Those of you who deal with insurance bond encashments will know the legislation is extremely complex. If you read the provisions without giving up, you will see that a valuable relief, known as ‘top slicing relief’ can help mitigate higher or additional rates of tax that would otherwise arise on the bond encashment. Exactly how this relief applies is outside the scope of this tax-bite but essentially it applies where the calculation under top-slicing would result in a lower tax rate applying to the gain.
The relief treats the gain arising in the tax year of encashment as if it arose over the lifetime of the bond’s existence. If this means the gain would be taxed at a lower rate, compared to the rate if it was all assessed in the year of encashment, tax relief is given.
A recent case has highlighted our view of how this relief should interact with the personal allowance, which contradicts with HMRC’s view as set out in its manuals.
Consider the example below:
A client encashes a life policy in 2019/20 which has been held for 10 years on which a gain of £100,000 arises. He has other income of £30,000 so this encashment would mean most of the chargeable event gain would be assessable at 40% rates of tax. Also, because his income exceeds the £125,000 limit, he would attract no personal allowance.
Using top slicing relief, the gain is divided by the number of years the policy has been held to create a one-year annualised value of the gain, i.e. a ‘slice’. In this case, the slice is £10,000 (£100,000/10 years). When added to his other income (£40,000 total) this means the whole gain would be subject to basic rates of tax, meaning the top slicing relief rules will apply. Not only that, it should mean that his personal allowance is not restricted as his income nowhere near the £125,000 restriction point.
HMRC’s view, however, is that a personal allowance should not be available in this example because the taxpayer would not be entitled to this when looking at the total income for the tax year in question. Their view is the annualisation is a deeming provision only.
Tax advisers, us included, have challenged HMRC’s interpretation which does not accord with the prescriptive methodology set out in the legislation. The legislation includes detailed steps of how to calculate the hypothetical tax due on a slice of the gain, making no reference to allowances being denied.

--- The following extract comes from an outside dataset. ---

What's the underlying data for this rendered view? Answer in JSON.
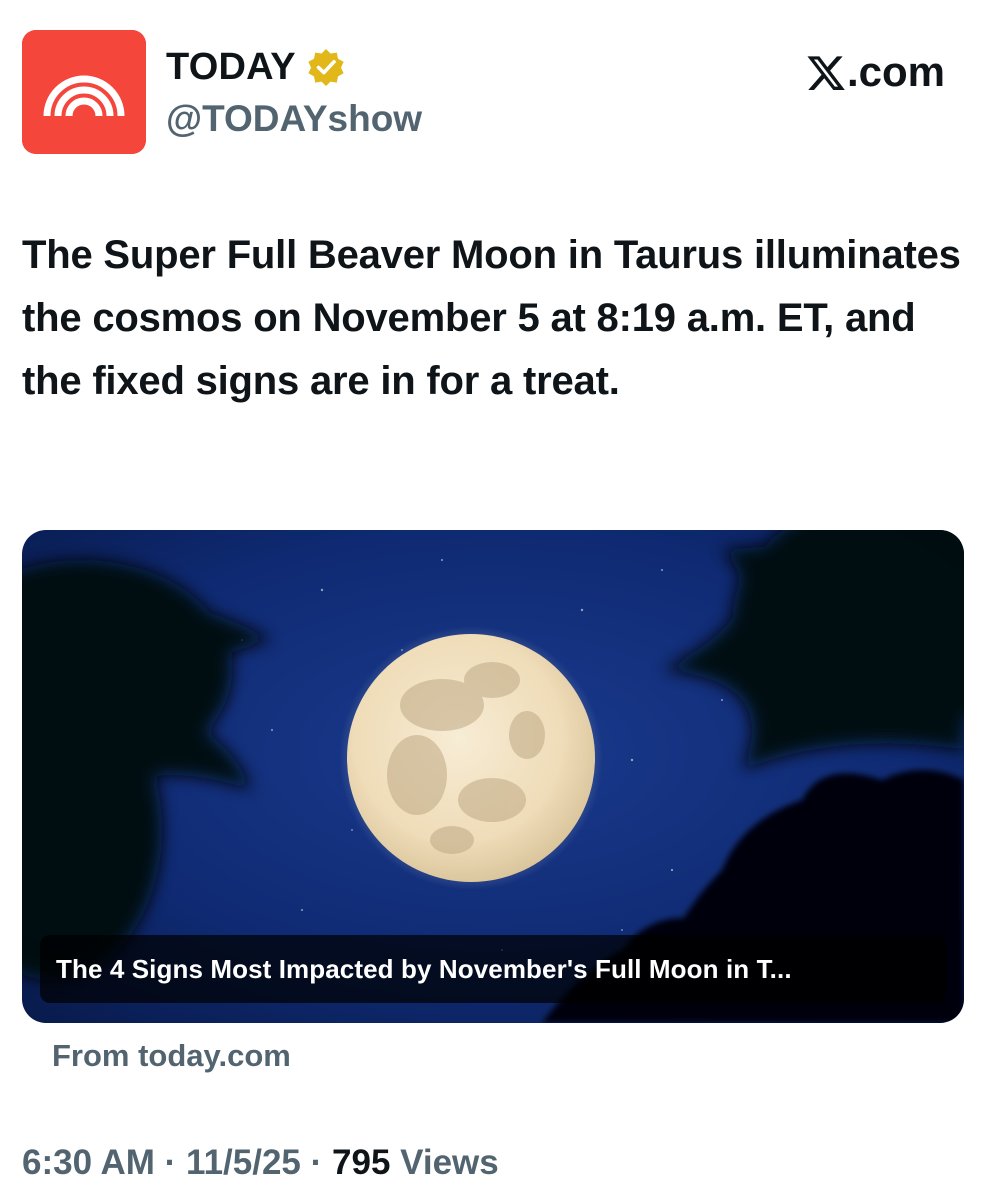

To date HMRC has resisted all challenges to its interpretation of the legislation. However, this week a decision made in a first-tier tribunal case, Marina Silver v HMRC Commissioners, has found in favour of the taxpayer. The tribunal judge agreed with our view that a personal allowance should be taken into account in calculating the relief and stated that this is not only in accordance with the wording of the legislation in ITTOIA 2005, but is also reflective of the intent of the intent of Parliament:
“Parliament’s intent with top slicing relief was obviously to allow a person who has taken income over a number of years to have relief when provisions taxed them to the entire income in a single year, as here. The relief was intended to make the tax liability approximate to what it would have been had the income been taxed in the year it was actually received. So when carrying out the hypothetical tax calculation it made every kind of sense that the taxpayer should be treated as entitled to the reliefs that that hypothetical income would have entitled her to.”
This is a very encouraging decision. Although HMRC may appeal, we will continue to ensure any top slicing relief claims include the personal allowance where relevant, in accordance with the provisions of ITTOIA 2005.